If you compress your plain text file with a similar ZIP compression tool, you should achieve similar file sizes.
Additionally, as mentioned by Bradley Uffner and Morgen in the comments, Excel will deduplicate identical strings and only store one copy of them. I'm not sure about the exact gains of such a method, and it will depend on your data set, but simple zip compression will probably get you most of the way there.1
9.1.3 Physical Packages
Each Office Open XML document is implemented as a ZIP archive.
— ECMA-376-1:2016
1 My guess is that this deduplication is most effective when you have multiple worksheets, since zip compression applies independently to each file in an archive and only over limited sections of the data at a time - by storing all strings together in a single file, there should be some benefit to the later compression. More practically, if your plain text format is in a single file anyway then there'll probably be little difference.
The answer given is correct, it is due to Excel storing your data as xml. It is also due to this, that sorting your data efficiently will also reduce the file size. Test it yourself - say you have data like
A B C
John Smith-Johnson-Williamson 12345
Sally Smith-Johnson-Williamson 67890
John Williams 34567
If you sort by C (a column with all or almost all unique values) only, then the identical values of B will not be adjacent. In Excel's xml it looks like this:
<12345><John><Smith-Johnson-Williamson>
<34567><John><Williams>
<67890><Sally><Smith-Johnson-Williamson>
If you sort by B (a column with common values), then the identical values are adjacent. In Excel's xml it looks like this:
<Smith-Johnson-Williamson><John><12345>
<Sally><67890>
<Williams><John><34567>
Because that long string is identical and adjacent, Excel knows it can pack them together, similar to when people write lists, and to repeat part of the above line, they type quotes rather than re-write the same thing. I did not find any evidence of a shared-string dictionary in my investigation - just this indentation in place of the repeated field value.

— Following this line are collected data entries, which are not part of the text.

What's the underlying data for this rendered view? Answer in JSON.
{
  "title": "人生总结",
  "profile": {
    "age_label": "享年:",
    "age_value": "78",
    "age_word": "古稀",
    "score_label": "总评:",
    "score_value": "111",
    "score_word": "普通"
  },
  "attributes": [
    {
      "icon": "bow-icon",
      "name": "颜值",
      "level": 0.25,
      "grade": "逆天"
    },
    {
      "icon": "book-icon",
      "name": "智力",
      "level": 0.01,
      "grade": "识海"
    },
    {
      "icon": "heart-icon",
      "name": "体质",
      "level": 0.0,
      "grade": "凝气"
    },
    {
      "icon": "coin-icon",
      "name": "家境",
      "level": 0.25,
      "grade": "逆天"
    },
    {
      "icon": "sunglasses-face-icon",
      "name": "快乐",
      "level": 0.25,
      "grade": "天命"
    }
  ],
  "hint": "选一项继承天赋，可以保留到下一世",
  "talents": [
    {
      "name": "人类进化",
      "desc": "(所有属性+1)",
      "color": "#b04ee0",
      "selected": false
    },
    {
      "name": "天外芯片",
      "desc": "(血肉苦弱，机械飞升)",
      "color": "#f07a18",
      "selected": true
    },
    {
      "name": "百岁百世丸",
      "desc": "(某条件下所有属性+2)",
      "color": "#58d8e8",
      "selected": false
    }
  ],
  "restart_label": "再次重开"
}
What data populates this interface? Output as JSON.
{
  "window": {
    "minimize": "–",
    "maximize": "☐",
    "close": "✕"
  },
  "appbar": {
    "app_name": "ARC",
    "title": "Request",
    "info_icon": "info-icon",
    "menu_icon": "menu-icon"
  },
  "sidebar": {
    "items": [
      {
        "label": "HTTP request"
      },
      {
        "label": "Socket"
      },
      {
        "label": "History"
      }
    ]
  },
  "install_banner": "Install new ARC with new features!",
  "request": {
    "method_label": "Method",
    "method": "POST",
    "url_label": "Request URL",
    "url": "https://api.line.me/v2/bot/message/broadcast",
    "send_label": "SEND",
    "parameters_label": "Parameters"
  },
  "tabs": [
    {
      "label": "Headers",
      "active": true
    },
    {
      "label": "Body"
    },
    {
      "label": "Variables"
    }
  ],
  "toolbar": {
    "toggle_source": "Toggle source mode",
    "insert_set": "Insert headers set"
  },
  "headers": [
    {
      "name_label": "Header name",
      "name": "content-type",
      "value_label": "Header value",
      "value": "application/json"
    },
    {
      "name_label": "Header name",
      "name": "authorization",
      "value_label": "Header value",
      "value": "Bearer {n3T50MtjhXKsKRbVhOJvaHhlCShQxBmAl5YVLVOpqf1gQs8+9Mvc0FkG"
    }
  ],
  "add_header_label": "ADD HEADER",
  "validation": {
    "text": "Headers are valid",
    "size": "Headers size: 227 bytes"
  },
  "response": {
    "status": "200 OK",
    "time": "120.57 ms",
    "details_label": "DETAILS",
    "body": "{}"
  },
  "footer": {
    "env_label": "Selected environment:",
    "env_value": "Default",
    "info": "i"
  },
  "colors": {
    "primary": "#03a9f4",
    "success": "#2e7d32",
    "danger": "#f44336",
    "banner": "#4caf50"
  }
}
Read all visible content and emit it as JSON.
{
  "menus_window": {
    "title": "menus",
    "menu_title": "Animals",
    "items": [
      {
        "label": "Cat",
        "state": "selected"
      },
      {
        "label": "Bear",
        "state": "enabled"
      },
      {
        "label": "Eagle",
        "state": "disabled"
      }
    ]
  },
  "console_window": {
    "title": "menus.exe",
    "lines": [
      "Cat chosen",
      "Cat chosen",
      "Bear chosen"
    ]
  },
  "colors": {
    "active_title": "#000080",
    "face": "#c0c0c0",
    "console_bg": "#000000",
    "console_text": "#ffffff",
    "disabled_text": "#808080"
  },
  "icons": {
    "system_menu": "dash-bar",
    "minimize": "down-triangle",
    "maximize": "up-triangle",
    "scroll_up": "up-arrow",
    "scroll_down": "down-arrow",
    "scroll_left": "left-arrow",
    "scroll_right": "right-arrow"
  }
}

I had mailing lists of 250,000 customers across only 11 states, and on each record there was a field that was one of two strings identifying the offer they get. Our employees were for some reason accustomed to looking people up by their street address as spoken, so it was sorted on the street number column, then the street name, city, etc... when I resorted by the offer first, then state, zip code, city, street name, street number, and finally address-line-2, the file size was reduced incredibly. I examined the unpacked xml on the file sorted each way to see what was going on, and the above is what I deduced. If there are multiple fields with more than say 5 characters, but the values are of a limited set (say, ticket dispositions like 'resolved','rejected','approved',etc), then give some thought to sorting and see if it helps.